Je vous remercie de tout cœur de m’avoir donné l’occasion de m’adresser pour la première fois à l’Organisation des Nations unies pour l’alimentation et l’agriculture (FAO), qui célèbre cette année le 80e anniversaire de sa fondation. Je salue cordialement tous les participants à cette 44e session de la Conférence, son organe suprême de direction, et en particulier le directeur général, M. Qu Dongyu, le remerciant pour le travail que l’Organisation accomplit chaque jour pour chercher des réponses adéquates au problème de l’insécurité alimentaire et de la malnutrition qui continue de représenter l’un des plus grands défis de notre temps.

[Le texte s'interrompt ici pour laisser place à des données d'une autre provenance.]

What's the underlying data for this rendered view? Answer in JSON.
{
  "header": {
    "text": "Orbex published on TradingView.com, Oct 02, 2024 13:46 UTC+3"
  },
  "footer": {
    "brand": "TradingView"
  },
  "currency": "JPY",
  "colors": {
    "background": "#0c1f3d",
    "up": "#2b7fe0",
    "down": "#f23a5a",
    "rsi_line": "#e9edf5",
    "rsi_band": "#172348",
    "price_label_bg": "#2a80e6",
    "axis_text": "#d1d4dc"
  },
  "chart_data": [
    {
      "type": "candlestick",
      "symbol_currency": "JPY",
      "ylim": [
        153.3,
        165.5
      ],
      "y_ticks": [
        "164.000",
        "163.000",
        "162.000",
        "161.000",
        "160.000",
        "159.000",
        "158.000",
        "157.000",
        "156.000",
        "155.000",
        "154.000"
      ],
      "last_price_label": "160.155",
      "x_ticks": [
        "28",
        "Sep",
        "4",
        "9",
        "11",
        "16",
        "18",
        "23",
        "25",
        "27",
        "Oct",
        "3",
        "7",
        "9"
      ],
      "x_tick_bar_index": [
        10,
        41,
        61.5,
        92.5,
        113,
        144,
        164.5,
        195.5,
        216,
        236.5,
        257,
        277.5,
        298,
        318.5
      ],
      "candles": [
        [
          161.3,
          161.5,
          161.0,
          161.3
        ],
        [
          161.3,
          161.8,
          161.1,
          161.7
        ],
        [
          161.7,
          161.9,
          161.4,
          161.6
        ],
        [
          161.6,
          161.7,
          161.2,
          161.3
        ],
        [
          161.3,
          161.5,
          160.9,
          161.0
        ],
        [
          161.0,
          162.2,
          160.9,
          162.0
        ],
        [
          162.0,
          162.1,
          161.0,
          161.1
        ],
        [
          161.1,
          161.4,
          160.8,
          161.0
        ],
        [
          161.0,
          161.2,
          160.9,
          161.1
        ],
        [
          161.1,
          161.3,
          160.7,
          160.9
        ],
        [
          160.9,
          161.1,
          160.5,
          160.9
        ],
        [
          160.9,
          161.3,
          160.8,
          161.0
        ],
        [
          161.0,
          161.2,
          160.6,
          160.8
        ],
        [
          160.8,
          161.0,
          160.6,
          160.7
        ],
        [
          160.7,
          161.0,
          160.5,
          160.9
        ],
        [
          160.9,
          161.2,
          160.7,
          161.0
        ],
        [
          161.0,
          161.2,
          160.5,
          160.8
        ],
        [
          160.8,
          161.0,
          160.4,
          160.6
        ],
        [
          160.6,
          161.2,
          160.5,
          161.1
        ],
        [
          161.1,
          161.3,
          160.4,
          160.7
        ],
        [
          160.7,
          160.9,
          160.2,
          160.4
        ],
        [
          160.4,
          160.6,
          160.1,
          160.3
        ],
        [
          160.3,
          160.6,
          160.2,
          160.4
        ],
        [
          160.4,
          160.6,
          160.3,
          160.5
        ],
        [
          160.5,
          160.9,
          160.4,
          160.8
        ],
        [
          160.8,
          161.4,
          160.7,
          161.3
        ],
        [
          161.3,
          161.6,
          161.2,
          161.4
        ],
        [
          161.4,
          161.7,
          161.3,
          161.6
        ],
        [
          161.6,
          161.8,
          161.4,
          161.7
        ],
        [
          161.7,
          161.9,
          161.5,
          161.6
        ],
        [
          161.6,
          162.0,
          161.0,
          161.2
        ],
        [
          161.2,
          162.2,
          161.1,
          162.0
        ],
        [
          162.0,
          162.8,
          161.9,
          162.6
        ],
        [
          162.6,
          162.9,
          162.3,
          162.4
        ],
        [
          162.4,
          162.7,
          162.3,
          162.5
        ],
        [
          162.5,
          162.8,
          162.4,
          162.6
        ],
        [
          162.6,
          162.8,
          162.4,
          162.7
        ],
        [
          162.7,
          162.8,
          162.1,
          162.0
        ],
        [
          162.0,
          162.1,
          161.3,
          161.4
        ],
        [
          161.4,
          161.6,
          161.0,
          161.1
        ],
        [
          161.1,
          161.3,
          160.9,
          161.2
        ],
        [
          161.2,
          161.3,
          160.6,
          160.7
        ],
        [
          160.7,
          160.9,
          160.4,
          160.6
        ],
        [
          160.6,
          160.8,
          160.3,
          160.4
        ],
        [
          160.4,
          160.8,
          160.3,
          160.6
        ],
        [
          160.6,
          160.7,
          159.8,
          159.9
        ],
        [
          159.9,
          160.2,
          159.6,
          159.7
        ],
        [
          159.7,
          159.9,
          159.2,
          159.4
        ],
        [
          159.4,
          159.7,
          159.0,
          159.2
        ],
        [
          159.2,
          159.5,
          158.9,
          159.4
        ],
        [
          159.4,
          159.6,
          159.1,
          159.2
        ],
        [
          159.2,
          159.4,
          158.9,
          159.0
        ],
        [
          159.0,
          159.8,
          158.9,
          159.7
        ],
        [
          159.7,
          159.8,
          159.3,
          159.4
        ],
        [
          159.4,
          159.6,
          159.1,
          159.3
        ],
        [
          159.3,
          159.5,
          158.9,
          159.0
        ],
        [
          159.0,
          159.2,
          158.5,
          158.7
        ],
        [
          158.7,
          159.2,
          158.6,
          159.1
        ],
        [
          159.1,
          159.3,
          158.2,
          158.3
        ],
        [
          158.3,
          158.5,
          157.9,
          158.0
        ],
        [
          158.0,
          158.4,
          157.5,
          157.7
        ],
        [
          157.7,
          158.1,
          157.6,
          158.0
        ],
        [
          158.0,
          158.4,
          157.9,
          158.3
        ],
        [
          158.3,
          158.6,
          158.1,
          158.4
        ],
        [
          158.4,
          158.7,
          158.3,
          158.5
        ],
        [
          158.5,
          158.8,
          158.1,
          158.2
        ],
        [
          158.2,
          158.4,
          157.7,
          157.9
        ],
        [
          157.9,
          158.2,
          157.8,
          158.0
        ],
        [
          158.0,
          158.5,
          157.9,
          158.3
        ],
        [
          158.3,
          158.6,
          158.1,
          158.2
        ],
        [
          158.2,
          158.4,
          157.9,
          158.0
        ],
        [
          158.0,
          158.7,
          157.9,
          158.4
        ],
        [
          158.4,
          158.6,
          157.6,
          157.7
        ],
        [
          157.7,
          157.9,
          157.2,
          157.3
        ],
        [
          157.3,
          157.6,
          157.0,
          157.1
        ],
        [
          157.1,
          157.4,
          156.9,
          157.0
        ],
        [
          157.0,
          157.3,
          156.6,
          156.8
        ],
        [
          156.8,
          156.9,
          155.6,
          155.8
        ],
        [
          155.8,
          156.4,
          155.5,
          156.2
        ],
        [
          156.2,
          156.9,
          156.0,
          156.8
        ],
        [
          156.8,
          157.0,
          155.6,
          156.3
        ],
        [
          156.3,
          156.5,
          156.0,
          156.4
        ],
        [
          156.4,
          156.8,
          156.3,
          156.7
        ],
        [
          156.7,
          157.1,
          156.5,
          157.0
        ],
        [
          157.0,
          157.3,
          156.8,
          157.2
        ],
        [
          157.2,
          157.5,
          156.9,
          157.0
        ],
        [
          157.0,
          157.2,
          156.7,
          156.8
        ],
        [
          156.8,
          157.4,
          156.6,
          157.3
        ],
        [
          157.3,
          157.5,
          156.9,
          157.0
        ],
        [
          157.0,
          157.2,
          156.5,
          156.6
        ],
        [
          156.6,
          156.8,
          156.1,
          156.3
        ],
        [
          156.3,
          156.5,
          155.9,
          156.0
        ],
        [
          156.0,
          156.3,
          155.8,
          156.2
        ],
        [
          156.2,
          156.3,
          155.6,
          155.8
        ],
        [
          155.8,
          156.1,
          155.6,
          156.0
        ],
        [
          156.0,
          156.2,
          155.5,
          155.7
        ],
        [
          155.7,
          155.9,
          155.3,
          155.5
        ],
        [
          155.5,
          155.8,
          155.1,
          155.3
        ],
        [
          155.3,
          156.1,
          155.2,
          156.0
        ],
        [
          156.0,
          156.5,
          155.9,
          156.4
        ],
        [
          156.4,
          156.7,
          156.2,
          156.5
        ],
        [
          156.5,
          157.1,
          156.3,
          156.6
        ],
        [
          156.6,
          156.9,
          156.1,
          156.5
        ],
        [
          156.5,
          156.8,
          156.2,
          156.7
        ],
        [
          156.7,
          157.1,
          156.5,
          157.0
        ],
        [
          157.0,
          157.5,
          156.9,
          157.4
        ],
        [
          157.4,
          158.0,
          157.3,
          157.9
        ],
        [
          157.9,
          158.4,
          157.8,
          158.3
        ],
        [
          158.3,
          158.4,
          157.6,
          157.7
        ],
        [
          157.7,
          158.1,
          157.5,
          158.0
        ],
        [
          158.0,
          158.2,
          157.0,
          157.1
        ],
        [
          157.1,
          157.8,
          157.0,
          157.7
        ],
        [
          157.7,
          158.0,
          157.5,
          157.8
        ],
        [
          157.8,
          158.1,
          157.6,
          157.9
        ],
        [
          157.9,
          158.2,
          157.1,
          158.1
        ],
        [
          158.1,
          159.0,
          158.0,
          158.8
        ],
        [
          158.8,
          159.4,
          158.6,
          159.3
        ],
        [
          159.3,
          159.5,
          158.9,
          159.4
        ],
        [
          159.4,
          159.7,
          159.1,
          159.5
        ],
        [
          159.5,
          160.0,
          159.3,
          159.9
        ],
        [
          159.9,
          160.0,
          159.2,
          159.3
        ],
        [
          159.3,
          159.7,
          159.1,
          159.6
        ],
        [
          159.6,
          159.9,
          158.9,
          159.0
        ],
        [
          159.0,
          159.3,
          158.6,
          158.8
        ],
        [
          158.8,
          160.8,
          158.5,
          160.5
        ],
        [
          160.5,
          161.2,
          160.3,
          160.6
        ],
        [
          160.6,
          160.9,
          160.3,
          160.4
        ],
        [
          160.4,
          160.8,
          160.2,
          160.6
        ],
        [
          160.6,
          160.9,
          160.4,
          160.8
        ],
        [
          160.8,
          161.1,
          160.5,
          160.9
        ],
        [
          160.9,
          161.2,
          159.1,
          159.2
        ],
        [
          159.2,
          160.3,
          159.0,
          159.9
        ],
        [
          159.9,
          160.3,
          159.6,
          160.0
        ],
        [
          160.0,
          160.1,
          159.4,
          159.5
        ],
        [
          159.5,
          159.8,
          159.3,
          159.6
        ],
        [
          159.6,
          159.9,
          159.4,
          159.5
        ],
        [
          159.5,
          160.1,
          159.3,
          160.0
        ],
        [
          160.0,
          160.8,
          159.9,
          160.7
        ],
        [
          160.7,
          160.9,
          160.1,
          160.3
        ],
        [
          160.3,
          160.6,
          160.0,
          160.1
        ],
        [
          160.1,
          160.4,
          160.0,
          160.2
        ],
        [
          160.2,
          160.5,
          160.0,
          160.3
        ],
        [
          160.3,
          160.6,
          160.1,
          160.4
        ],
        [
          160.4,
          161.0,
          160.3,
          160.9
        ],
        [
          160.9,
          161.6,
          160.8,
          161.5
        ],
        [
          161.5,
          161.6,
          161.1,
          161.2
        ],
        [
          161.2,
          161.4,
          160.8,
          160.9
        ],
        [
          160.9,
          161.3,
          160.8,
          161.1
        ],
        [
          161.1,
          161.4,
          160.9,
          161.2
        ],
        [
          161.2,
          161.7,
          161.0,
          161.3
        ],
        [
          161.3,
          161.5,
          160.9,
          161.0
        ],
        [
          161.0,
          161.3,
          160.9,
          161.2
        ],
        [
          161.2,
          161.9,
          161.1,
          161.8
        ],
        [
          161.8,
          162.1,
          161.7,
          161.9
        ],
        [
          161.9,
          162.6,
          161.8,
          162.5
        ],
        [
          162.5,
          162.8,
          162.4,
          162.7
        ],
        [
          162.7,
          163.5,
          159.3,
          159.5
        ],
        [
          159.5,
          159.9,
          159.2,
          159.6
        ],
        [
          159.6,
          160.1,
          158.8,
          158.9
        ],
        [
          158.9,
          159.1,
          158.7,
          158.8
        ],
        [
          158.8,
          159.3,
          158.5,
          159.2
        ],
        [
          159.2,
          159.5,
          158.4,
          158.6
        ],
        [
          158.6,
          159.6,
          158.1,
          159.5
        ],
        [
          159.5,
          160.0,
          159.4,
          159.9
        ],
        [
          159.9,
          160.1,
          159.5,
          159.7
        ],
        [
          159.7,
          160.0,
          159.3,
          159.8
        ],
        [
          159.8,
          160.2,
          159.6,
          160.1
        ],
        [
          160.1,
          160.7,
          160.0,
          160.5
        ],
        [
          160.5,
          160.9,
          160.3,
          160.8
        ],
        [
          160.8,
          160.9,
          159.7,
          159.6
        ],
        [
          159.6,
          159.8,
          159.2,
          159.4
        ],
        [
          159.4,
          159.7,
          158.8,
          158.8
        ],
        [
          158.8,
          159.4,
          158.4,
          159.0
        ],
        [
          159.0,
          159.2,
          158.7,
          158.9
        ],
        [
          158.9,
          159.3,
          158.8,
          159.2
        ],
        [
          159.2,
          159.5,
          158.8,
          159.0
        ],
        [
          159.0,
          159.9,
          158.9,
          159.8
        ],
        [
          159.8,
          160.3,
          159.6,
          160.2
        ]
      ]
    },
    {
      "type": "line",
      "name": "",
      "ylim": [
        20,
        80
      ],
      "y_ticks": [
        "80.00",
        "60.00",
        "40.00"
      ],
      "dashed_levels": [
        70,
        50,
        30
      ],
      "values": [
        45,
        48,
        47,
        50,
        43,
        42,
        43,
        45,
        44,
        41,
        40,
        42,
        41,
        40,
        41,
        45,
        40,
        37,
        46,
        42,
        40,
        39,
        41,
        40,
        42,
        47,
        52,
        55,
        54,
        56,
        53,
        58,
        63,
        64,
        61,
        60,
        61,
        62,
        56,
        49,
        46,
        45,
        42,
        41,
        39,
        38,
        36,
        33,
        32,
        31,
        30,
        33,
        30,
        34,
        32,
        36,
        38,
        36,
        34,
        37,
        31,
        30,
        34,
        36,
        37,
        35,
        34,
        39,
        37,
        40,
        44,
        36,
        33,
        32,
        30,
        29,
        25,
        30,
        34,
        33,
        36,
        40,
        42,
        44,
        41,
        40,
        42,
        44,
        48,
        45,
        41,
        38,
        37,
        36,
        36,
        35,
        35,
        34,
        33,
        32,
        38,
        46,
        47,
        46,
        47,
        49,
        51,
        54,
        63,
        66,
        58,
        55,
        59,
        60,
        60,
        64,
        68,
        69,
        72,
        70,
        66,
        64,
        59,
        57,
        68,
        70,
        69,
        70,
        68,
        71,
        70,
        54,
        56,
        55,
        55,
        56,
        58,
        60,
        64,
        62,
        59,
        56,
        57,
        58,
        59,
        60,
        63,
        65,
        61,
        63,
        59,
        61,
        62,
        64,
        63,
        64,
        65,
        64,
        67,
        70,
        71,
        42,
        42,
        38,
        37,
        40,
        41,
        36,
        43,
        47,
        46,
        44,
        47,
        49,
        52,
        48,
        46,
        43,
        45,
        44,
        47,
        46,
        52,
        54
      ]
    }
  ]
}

L’Eglise encourage toutes les initiatives visant à mettre fin au scandale de la faim dans le monde, en faisant siens les sentiments de son Seigneur Jésus qui, comme le racontent les Evangiles, voyant une grande foule s’approcher de Lui pour écouter sa parole, se préoccupa avant tout de lui donner à manger et pour cela, demanda à ses disciples de prendre en main ce problème, bénissant avec abondance les efforts accomplis (cf. Jn 6, 1-13). Toutefois, quand nous lisons le récit de ce qui est communément appelé la «multiplication des pains» (cf. Mt 14, 13-21; Mc 6, 30-44; Lc 9, 12-17; Jn 6, 1-13), nous nous rendons compte que le véritable miracle accompli par le Christ a été de mettre en évidence que la clé pour vaincre la faim consiste davantage à partager qu’à accumuler de façon avide. Ce que nous avons sans doute oublié aujourd’hui parce que, bien que des pas importants aient été accomplis, la sécurité alimentaire mondiale continue de se détériorer, ce qui rend toujours plus improbable d’atteindre l’objectif «Faim zéro» de l’agenda 2030. Cela signifie que nous sommes loin de remplir le mandat qui, en 1945, a donné naissance à cette institution intergouvernementale.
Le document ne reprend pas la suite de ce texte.